Immunogenetic polymorphism of human platelet antigens in the Saudi population: Insights into genetic diversity and alloimmune risk.

Background and objectives: Population study on immunogenetic polymorphism of human platelet antigens (HPAs) may aid in predicting the risk of alloimmune thrombocytopaenia syndromes. We aimed to characterize the diversity of HPAs in Saudis and estimate the alloimmunization risk.

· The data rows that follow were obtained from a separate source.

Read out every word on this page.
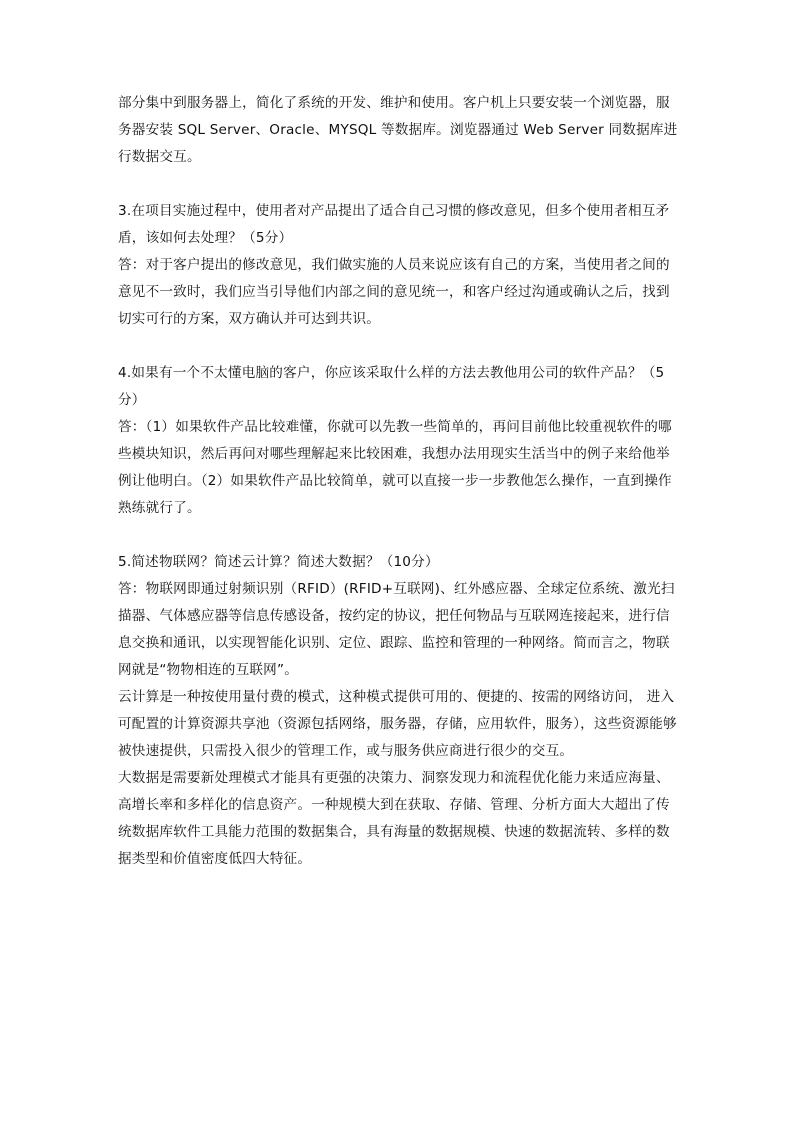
部分集中到服务器上，简化了系统的开发、维护和使用。客户机上只要安装一个浏览器，服务器安装 SQL Server、Oracle、MYSQL 等数据库。浏览器通过 Web Server 同数据库进行数据交互。

3.在项目实施过程中，使用者对产品提出了适合自己习惯的修改意见，但多个使用者相互矛盾，该如何去处理？（5分）

答：对于客户提出的修改意见，我们做实施的人员来说应该有自己的方案，当使用者之间的意见不一致时，我们应当引导他们内部之间的意见统一，和客户经过沟通或确认之后，找到切实可行的方案，双方确认并可达到共识。

4.如果有一个不太懂电脑的客户，你应该采取什么样的方法去教他用公司的软件产品？（5分）

答：（1）如果软件产品比较难懂，你就可以先教一些简单的，再问目前他比较重视软件的哪些模块知识，然后再问对哪些理解起来比较困难，我想办法用现实生活当中的例子来给他举例让他明白。（2）如果软件产品比较简单，就可以直接一步一步教他怎么操作，一直到操作熟练就行了。

5.简述物联网？简述云计算？简述大数据？（10分）

答：物联网即通过射频识别（RFID）(RFID+互联网)、红外感应器、全球定位系统、激光扫描器、气体感应器等信息传感设备，按约定的协议，把任何物品与互联网连接起来，进行信息交换和通讯，以实现智能化识别、定位、跟踪、监控和管理的一种网络。简而言之，物联网就是“物物相连的互联网”。

云计算是一种按使用量付费的模式，这种模式提供可用的、便捷的、按需的网络访问， 进入可配置的计算资源共享池（资源包括网络，服务器，存储，应用软件，服务），这些资源能够被快速提供，只需投入很少的管理工作，或与服务供应商进行很少的交互。

大数据是需要新处理模式才能具有更强的决策力、洞察发现力和流程优化能力来适应海量、高增长率和多样化的信息资产。一种规模大到在获取、存储、管理、分析方面大大超出了传统数据库软件工具能力范围的数据集合，具有海量的数据规模、快速的数据流转、多样的数据类型和价值密度低四大特征。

Materials and methods: We assessed the genotype and allele frequencies of HPA-1 to -11 and HPA-15 in 118 Saudi blood donors using a real-time polymerase chain reaction assay. We estimated the mismatch risk associated with blood transfusions and pregnancies for each individual allele. Furthermore, we evaluated the mismatch risk for various haplotypes constructed from all HPA genes, as well as focusing on the highly immunogenic HPA-1 and -5 systems. Moreover, our data were integrated with data from other populations to perform principal component analysis (PCA) and phylogenetic analyses.

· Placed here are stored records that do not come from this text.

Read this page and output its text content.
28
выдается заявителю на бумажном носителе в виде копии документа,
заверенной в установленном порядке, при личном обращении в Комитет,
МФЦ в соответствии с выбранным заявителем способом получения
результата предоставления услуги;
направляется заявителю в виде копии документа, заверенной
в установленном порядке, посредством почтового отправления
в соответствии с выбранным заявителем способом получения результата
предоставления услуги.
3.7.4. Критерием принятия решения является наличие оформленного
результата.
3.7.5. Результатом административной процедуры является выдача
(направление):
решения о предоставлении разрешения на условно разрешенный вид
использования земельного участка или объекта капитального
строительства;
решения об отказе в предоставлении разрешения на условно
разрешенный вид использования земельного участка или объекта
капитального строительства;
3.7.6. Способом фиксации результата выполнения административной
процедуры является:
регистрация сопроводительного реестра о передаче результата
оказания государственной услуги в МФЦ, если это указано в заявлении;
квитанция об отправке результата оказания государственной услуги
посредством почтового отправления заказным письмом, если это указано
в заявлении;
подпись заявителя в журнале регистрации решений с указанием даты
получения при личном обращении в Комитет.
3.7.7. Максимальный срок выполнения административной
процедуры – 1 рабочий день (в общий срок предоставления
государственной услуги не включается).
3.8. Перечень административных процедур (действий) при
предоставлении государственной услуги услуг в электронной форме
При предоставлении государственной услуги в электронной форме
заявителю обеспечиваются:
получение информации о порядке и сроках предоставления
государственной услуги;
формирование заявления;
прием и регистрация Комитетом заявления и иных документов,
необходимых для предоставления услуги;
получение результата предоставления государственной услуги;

Results: The frequencies of the 'a' and 'b' alleles for the polymorphic HPA-1, -2, -3, -5 and -15 genes were as follows: HPA-1a/b: 0.831/0.169; HPA-2a/b: 0.856/0.144; HPA-3a/b: 0.729/0.271; HPA-5a/b: 0.822/0.178 and HPA-15a/b: 0.449/0.561. A slight polymorphism was observed in HPA-9: 0.992/0.008. The HPA-4, -6, -7, 8, -10 and -11 genes were found monomorphic. We found 54 different concatenated haplotypes; the mismatch probability of each varied between 0.85% and 11.72%. The PCA indicated a significant non-random grouping of populations into four genetically distinct clusters. This pattern is confirmed by the neighbour-joining phylogenetic tree.

Conclusion: This study is useful for HPA immunogenetics and offers a database for further research on transfusion medicine, alloimmune thrombocytopaenia as well as on population genetics in the Arabian Peninsula and beyond.